Oh ok can you help solve?

Answer 18

first, we'll find the slopes of each side.
assume that the slope equation is in this form for each:
\[ m= \frac{y_2 - y_1}{x_2 - x_1} \]
Slope of JK = y2 - y1 / x2 - x1
= 6 - (-2) / 5 - 3
= 8 / 2
= 4
Slope of KL = y2 - y1 / x2 - x1
= -2 - 6 / 9 - 5
= -8 / 4
= -2
Slope of JL = y2 - y1 / x2 - x1
= -2 - -2 / 9 - 3
= 0 / 6
= 0

Then we can just take their opposite reciprocals for the perpendicular slopes.

Answer 19

Our perpendicular slopes: JK: -1/4, KL: 1/2, and JL: undefined
Each perpendicular will intersect the vertex, so we know at least one point on each line. This opens up our option of point-slope form, using the perpendicular slope and the corresponding vertex.

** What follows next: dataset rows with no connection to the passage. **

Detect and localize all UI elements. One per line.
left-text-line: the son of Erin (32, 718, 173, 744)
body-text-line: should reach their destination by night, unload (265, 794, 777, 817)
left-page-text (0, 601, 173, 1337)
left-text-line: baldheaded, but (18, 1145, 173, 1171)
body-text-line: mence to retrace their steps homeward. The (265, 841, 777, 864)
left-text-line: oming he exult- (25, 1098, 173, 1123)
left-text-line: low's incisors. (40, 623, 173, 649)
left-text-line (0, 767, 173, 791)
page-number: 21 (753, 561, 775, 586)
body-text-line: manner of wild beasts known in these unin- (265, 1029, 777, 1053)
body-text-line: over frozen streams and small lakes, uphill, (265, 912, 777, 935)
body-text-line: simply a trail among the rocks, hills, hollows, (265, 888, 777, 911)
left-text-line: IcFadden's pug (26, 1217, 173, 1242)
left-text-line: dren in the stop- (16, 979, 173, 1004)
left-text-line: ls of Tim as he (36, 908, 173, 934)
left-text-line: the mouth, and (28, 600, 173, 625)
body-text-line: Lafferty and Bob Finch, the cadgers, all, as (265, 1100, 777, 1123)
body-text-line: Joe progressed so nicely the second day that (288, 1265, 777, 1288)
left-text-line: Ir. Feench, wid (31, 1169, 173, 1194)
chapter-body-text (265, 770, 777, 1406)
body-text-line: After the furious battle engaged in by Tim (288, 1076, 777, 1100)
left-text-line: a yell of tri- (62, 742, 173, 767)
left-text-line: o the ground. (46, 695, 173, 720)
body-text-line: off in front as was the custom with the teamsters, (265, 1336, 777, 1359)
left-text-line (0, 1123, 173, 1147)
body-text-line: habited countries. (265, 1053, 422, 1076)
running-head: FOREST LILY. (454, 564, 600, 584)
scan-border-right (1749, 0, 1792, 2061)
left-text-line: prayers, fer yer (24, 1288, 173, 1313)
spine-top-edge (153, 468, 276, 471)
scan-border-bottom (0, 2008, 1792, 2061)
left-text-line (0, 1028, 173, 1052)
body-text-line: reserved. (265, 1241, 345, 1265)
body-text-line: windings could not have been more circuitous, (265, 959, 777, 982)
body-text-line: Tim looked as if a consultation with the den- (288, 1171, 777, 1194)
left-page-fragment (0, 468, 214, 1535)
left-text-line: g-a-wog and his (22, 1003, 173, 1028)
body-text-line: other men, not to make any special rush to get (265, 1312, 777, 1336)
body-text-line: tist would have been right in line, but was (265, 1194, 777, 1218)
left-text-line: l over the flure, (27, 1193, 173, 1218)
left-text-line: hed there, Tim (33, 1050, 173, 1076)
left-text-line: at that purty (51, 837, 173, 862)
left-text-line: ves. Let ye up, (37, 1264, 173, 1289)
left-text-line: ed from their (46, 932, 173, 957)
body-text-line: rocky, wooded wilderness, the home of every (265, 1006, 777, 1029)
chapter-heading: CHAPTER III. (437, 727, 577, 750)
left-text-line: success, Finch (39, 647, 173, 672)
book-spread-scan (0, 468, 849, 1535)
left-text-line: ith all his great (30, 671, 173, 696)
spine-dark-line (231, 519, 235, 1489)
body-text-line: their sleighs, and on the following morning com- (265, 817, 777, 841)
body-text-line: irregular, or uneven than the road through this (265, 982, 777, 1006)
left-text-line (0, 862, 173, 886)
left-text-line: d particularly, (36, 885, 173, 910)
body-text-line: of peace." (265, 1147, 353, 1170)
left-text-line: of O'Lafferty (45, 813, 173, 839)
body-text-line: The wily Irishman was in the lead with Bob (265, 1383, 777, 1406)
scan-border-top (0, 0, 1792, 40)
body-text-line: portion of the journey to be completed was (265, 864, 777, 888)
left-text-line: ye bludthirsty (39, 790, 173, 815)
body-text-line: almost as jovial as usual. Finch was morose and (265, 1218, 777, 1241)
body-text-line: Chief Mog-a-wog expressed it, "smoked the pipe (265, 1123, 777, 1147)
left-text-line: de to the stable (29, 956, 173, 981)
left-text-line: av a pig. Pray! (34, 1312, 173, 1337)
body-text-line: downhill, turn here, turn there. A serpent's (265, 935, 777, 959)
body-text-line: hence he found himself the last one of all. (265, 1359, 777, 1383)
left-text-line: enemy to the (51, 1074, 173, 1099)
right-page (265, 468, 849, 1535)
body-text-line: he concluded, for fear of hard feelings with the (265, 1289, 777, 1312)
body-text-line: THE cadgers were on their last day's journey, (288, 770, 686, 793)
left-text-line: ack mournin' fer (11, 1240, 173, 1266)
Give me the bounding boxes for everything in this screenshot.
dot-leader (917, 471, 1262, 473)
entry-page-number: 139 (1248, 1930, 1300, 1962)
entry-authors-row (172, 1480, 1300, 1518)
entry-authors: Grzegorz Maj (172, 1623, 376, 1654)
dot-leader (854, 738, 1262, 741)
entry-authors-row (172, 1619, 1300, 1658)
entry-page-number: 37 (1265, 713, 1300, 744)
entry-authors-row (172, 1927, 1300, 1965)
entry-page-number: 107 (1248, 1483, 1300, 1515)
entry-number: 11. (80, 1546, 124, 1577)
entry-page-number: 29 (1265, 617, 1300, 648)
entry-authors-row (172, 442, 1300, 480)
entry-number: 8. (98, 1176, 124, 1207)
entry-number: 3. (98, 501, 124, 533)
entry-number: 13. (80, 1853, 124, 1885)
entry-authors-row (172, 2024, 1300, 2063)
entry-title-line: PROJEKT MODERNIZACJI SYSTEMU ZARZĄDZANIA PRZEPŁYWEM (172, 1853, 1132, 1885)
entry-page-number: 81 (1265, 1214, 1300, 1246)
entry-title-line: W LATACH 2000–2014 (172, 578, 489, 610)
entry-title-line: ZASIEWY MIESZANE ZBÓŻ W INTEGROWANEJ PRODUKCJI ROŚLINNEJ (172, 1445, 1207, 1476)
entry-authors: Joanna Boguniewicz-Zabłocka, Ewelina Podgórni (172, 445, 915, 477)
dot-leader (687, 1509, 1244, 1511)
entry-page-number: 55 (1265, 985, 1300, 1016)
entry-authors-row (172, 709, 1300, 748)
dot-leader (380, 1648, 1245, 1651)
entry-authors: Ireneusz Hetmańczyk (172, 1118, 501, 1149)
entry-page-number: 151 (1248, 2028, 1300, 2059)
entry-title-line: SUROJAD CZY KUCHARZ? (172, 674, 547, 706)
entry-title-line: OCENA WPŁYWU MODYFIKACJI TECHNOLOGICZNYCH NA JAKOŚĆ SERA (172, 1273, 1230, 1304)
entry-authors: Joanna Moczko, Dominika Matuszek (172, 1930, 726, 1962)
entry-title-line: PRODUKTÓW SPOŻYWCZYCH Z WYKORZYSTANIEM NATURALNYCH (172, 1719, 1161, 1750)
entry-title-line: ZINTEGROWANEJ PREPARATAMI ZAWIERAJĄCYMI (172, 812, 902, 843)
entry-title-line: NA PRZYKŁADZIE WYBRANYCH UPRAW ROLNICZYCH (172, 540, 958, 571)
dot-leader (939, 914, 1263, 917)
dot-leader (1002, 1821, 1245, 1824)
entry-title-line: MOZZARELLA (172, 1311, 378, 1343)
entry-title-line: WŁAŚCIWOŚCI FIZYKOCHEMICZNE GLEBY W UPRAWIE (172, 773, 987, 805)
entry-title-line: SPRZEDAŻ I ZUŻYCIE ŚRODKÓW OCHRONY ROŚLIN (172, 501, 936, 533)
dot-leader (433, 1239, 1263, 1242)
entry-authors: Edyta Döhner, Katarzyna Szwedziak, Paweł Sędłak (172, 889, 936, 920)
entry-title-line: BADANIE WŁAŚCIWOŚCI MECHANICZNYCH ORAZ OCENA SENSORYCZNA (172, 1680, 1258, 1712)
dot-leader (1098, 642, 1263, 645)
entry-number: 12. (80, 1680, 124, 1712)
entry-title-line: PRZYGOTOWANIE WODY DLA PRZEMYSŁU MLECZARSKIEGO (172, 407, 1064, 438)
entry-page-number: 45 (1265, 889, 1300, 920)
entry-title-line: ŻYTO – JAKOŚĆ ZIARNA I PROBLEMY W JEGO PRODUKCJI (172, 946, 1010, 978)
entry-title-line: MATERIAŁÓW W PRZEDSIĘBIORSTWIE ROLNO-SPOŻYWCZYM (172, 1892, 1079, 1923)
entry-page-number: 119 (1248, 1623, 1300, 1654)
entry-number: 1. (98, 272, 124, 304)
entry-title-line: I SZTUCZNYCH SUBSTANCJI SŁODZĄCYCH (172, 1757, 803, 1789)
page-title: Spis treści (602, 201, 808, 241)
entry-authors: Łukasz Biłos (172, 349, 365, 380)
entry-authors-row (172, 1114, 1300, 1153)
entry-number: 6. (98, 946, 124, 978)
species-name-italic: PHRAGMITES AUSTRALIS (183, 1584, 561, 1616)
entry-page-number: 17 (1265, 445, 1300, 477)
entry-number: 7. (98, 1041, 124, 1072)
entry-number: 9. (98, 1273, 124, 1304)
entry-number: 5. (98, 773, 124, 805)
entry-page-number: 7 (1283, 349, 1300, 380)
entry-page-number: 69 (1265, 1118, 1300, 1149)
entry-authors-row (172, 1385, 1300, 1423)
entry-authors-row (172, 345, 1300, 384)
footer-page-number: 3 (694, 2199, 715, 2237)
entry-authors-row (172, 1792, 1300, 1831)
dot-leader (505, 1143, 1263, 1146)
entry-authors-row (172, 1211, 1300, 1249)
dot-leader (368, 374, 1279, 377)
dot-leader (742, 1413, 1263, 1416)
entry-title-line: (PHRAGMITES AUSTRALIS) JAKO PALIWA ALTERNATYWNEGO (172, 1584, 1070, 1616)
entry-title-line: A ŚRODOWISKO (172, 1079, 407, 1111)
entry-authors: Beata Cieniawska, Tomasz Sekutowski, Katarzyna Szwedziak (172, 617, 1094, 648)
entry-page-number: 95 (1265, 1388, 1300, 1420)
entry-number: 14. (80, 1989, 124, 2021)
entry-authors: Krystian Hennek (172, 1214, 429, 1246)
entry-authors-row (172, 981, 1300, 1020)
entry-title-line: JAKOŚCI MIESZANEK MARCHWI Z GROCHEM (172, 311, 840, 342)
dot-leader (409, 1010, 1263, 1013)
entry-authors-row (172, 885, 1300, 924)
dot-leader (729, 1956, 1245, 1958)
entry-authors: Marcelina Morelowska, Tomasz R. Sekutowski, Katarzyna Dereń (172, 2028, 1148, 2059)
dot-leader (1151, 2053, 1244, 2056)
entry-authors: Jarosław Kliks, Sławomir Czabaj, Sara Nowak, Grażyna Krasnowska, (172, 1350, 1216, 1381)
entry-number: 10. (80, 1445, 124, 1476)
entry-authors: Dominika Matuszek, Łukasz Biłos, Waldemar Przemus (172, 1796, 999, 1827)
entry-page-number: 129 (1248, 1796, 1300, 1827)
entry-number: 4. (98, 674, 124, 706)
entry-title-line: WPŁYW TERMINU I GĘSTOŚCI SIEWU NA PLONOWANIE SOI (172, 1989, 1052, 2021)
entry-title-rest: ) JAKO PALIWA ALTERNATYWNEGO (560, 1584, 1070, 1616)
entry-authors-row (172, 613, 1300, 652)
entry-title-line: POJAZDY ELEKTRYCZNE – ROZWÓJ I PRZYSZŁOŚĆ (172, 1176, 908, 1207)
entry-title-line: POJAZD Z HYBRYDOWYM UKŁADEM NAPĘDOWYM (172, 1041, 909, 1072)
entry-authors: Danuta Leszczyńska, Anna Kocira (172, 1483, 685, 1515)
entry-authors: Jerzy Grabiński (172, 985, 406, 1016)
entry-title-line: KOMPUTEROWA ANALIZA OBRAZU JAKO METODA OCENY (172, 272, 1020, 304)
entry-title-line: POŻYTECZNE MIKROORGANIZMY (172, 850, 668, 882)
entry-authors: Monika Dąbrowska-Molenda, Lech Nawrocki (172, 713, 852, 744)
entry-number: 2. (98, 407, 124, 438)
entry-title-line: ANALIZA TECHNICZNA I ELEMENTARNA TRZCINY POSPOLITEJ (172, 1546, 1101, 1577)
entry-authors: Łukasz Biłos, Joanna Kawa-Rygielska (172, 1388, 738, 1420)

y - y1 = m(x - x1); Line Perpend. to JK, through L(9,-2)
y + 2 = (-1/4)(x - 9)

y - y1 = m(x - x1); Line Perpend. to KL, through J(3,-2)
y + 2 = (1/2)(x - 3)

Line Perpend. to JL, through K(5,6) => This is a vertical line, so x= something. Of course, if we're going through a point, we'd just use its x-value as the equation.
x = 5.

Since we have a really simple vertical line, let's just use one of our other equations and substitute in the x=5 and solve for y. This will be the intersection point, the Orthocenter!

Answer 20

y + 2 = (-1/4)(5 - 9)
y + 2 = (-1/4)(-4)
y + 2 = 1
y = -1

(5, -1) is the orthocenter

Does this all make sense? I may be making it seem longer than it actually is, but overall its a pretty simple process...

Answer 21

@AccAccessDenied: I so..ooo admire you at thoroughly explanation 0..0
Briefly:
A. Centroid:
1. Find 2 midpoints
2. Find 2 perpendicular slopes
=> Intersection of 2 perpendicular lines through midpoints.
B. Orthorcenter:
Since we already found perpedicular slopes.
=> Intersection point of 2 perpendicular lines through 2 vertices.

Answer 22

mm.. i personally love doing coordinate geometry, i dont even understand why. :P

Answer 23

Ok, I have a couple of more using the centroid formula. If you don't care lol

Answer 24

centroid formula?

Answer 25

Denied, My bad wrong problem lol

Answer 26

mmk... i couldn't exactly tell where each part belonged, so if its another figure, maybe try to write values to the side and draw arrows to where each goes..

Answer 27

Ok, See my teacher assigned me like a big assignment like a (2-40) Even and it's really hard.

Answer 28

maybe your teacher just really wants you to understand it. giving a whole bunch of practice. :P

Answer 29

Yeah I think so, But I know for a fact I need help

Answer 30

so, got your next question you need help on? I'm able to help.

Answer 31

Yeah here it is, Copy and complete each statement for (Triangle Symbol)RST for medians --RM(Suppose to be under), --SL(Suppose to be under), and --TK(Suppose to be under), and centroid J. JT = x(TK).

Answer 32

well, i'd start by drawing the triangle in question, just to get an idea of where everything is:


JT is the distance from the vertex T to the centroid. TK is the entire median.